From March 31, 2020, to June 30, 2022, the company's cash conversion cycle remained relatively stable, with fluctuations within a reasonable range. However, from December 31, 2022, onwards, there is a significant increase in the cash conversion cycle, peaking at 120.01 days by December 31, 2022.
This increase in the cash conversion cycle can signal potential issues in managing inventory, collecting receivables, or maybe an extended payment period for suppliers. A longer cash conversion cycle implies that the company is taking more time to generate cash from its operations, which can impact liquidity and operational efficiency.

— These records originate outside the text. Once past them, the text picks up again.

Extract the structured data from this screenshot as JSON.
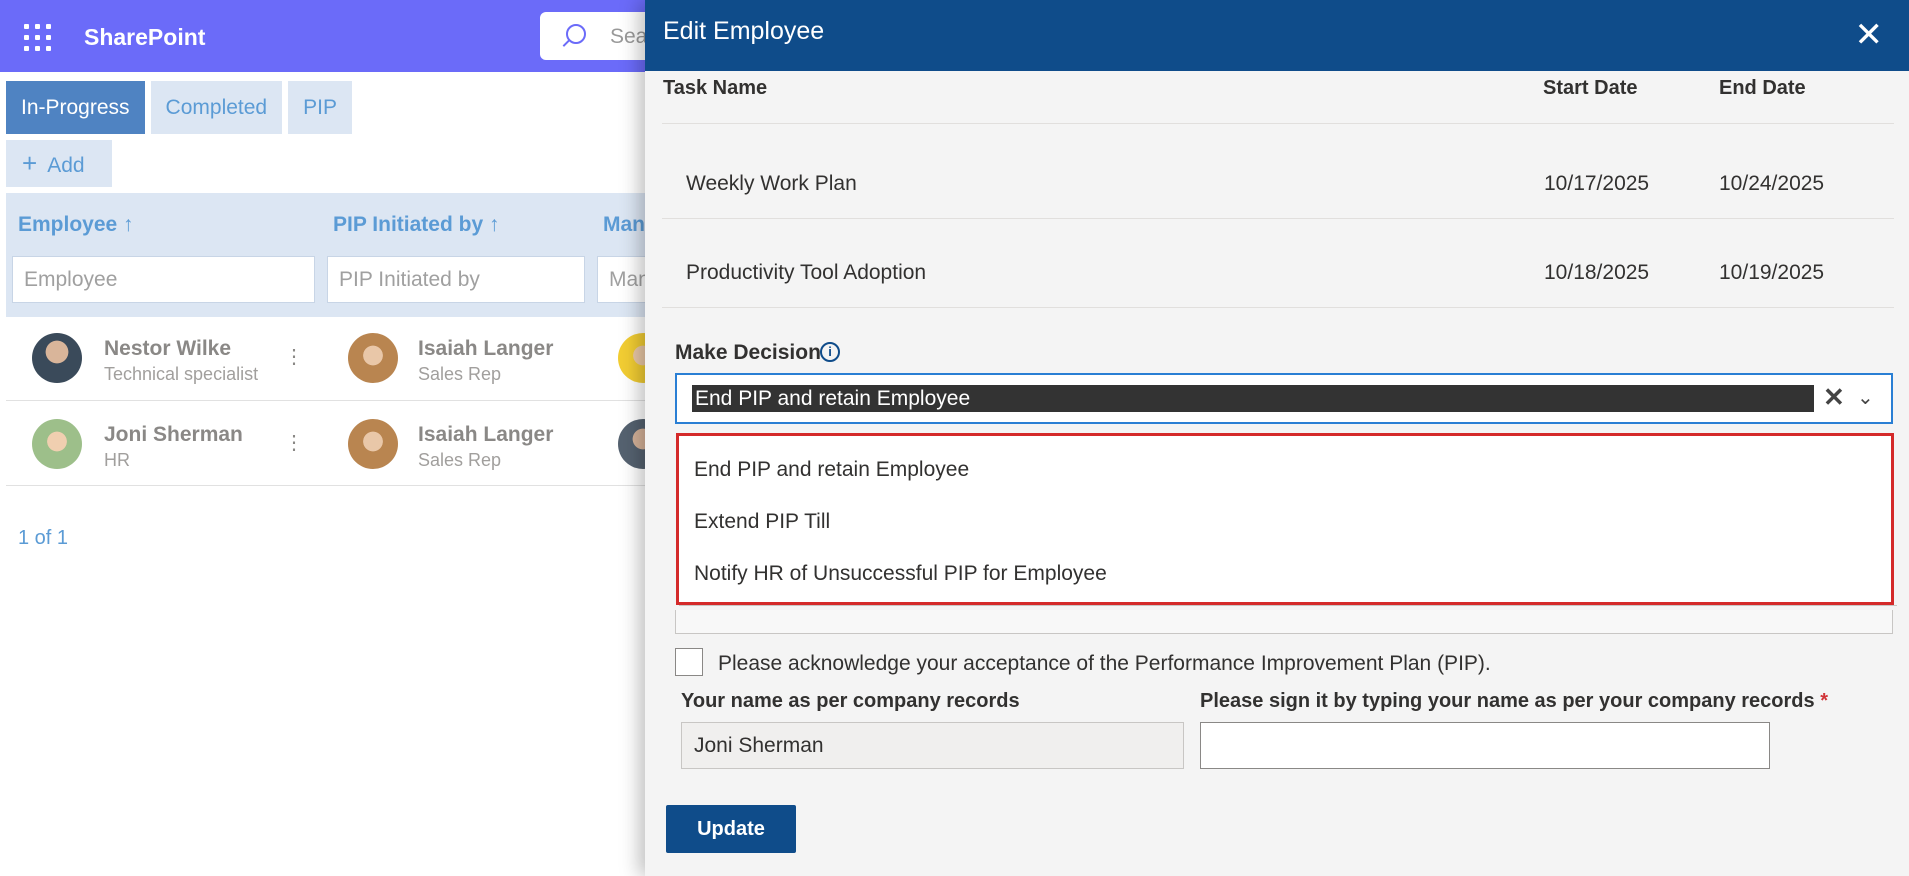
{
  "app": {
    "brand": "SharePoint",
    "search_placeholder": "Sea"
  },
  "tabs": [
    "In-Progress",
    "Completed",
    "PIP"
  ],
  "add_label": "Add",
  "grid": {
    "headers": [
      "Employee ↑",
      "PIP Initiated by ↑",
      "Man"
    ],
    "filters": [
      "Employee",
      "PIP Initiated by",
      "Man"
    ],
    "rows": [
      {
        "employee": "Nestor Wilke",
        "employee_role": "Technical specialist",
        "initiator": "Isaiah Langer",
        "initiator_role": "Sales Rep"
      },
      {
        "employee": "Joni Sherman",
        "employee_role": "HR",
        "initiator": "Isaiah Langer",
        "initiator_role": "Sales Rep"
      }
    ],
    "pager": "1 of 1"
  },
  "panel": {
    "title": "Edit Employee",
    "close_icon": "close-icon",
    "task_headers": [
      "Task Name",
      "Start Date",
      "End Date"
    ],
    "tasks": [
      {
        "name": "Weekly Work Plan",
        "start": "10/17/2025",
        "end": "10/24/2025"
      },
      {
        "name": "Productivity Tool Adoption",
        "start": "10/18/2025",
        "end": "10/19/2025"
      }
    ],
    "decision_label": "Make Decision",
    "decision_value": "End PIP and retain Employee",
    "decision_options": [
      "End PIP and retain Employee",
      "Extend PIP Till",
      "Notify HR of Unsuccessful PIP for Employee"
    ],
    "ack_label": "Please acknowledge your acceptance of the Performance Improvement Plan (PIP).",
    "name_label": "Your name as per company records",
    "name_value": "Joni Sherman",
    "sign_label": "Please sign it by typing your name as per your company records",
    "sign_required": "*",
    "update_label": "Update"
  },
  "colors": {
    "suite_bar": "#6b6bf9",
    "panel_header": "#0f4c8a",
    "highlight_border": "#d42a2a"
  }
}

It is essential for Kadant Inc to monitor and potentially improve its cash conversion cycle to ensure optimal working capital management and sustainable business operations. By efficiently managing inventory levels, speeding up receivables collection, and optimizing payment cycles, the company can reduce its cash conversion cycle, leading to improved financial health and operational performance.